There are also a few new mechanics in Batman: The Telltale Series that I haven’t seen before. The detective mode is really enjoyable and forces you to explore your surroundings and prove that you are indeed The World’s Greatest Detective. I liked that you needed to link together key pieces of evidence to determine what happened at the crime scene you are sleuthing about. There’s also a combat scenario towards the end of the episode which let’s you decide how you want to attack the criminals you are trying to take down. It’s a really fun sequence that ended up probably being my favorite scene in episode one.

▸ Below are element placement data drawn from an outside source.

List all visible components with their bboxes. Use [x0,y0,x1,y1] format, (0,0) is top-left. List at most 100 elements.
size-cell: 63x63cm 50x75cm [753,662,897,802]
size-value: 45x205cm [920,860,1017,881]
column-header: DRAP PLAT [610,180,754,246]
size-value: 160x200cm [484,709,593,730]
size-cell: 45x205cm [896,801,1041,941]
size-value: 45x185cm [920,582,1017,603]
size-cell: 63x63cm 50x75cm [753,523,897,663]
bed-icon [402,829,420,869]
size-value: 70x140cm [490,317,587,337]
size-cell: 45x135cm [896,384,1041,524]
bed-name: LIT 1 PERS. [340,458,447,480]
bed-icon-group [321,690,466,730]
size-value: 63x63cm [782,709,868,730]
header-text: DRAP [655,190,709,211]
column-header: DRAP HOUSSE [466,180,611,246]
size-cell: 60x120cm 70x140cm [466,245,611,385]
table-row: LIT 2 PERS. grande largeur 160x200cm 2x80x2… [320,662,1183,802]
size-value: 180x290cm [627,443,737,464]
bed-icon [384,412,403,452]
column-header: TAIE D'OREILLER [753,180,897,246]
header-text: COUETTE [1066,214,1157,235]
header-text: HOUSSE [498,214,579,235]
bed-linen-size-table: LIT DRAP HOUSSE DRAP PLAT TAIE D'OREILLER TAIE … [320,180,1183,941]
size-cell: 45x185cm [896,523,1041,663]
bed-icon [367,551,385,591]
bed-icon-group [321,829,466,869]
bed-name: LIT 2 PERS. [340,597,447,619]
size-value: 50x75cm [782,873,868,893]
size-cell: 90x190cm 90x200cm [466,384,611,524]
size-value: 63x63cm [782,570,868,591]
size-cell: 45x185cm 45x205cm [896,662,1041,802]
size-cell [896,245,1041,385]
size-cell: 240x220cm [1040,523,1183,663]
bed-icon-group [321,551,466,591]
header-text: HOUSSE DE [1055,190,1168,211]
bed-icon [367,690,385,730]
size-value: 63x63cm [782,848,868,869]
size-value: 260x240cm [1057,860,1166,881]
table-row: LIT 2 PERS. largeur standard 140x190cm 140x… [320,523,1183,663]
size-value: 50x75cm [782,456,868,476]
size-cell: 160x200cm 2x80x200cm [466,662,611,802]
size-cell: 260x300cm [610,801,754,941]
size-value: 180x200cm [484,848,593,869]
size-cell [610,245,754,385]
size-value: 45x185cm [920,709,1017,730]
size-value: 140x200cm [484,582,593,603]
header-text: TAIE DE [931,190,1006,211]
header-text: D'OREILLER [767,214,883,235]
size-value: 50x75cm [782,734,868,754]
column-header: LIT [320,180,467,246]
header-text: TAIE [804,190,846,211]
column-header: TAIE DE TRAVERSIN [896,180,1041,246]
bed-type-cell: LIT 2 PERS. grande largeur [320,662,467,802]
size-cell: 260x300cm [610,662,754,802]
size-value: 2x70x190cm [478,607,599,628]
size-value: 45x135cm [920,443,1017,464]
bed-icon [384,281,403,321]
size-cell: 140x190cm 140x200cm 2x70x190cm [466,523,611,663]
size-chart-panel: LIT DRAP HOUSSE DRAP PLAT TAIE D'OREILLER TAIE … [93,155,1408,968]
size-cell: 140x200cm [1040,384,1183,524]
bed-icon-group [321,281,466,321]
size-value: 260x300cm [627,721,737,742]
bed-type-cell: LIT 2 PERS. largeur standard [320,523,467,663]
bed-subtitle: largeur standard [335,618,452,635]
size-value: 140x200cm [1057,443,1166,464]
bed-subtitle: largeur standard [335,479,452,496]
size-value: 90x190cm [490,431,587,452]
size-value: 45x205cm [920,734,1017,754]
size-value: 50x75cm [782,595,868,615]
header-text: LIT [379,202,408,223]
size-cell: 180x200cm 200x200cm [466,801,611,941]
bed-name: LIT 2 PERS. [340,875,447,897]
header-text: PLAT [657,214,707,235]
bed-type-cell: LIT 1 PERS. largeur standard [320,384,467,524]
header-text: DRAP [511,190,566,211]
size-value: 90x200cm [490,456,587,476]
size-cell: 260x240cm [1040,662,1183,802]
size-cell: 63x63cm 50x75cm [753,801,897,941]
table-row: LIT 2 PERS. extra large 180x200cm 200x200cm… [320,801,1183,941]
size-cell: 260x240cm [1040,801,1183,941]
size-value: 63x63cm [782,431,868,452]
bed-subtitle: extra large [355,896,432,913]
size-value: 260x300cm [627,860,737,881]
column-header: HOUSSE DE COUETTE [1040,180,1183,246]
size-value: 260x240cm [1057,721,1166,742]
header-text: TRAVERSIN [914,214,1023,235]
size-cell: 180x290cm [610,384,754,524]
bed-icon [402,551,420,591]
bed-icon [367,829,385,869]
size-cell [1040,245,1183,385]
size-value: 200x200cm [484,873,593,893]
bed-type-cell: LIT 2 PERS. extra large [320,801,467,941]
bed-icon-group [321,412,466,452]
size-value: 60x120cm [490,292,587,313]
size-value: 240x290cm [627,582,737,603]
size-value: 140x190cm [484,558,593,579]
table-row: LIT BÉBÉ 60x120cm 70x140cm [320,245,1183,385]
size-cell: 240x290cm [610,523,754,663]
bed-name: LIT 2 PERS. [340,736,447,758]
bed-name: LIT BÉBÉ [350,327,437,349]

If you’re a fan of Batman, then you will see many familiar faces like Harvey Dent, Selina Kyle, Carmine Falcone and Vicki Vale in this first episode. Most of these characters seem to be quite similar to their counterparts you see in the comic books or animated series. I do think it’s worth mentioning that the character Oswald Cobblepot really stood out to me. Cobblepot is one of the more famous character’s from Batman lore, but Telltale seems to be taking him in a slightly different direction, which really interested me. I have a feeling that Oswald will be one of the big players in this series going forward and I’m really excited to see what they do with his storyline specifically.
By far my biggest grievance with this game so far would have to be the inane amount of exposition that was spent on the death of Bruce’s parents. The murder of Thomas and Martha Wayne is brought up so frequently by both Alfred, Bruce and other characters that you converse with throughout your two hours in the episode, that you’ll begin the question whether or not their deaths happened last week instead of almost 20 years prior. I have never seen a Batman story focus so much on the death of Bruce’s parents for any reason other than to constantly remind the player/reader that it happened. Batman’s parents dying are such an integral part of his origin story but I feel like it’s also safe to assume at this point that a vast majority of people who play this game will already be aware of it before playing. Shoehorning this unneeded exposition into the story seemed unnecessary, gaudy and in general just amounted to poor writing.
It’s worth noting that leading up to the release of Batman: The Telltale Series, Telltale Games had been telling fans that their game engine would indeed receive and update with the launch of this series. While the new engine does seem slightly improved, it’s still not great. During my playthrough, I had many issues with the frame rate dropping just as it did in previous Telltale games. While the graphics in this Telltale series look better than they ever have, the engine itself is still a work in progress. It’s reached a point where we should no longer accept mediocrity from Telltale when it comes to their game engine. These problems have persisted for years and it’s flat out ridiculous at this point that they continue to occur.
This first episode of Batman: The Telltale Series has a lot to like despite a still struggling game engine and some unneeded exposition. Being able to mold your own Batman is incredibly cool and I can’t wait to continue to make more choices that affect my own version of The Dark Knight in subsequent episodes. Despite my grievances, I still really enjoyed my short time with this beginning episode and I’m looking forward to seeing where the story goes from here.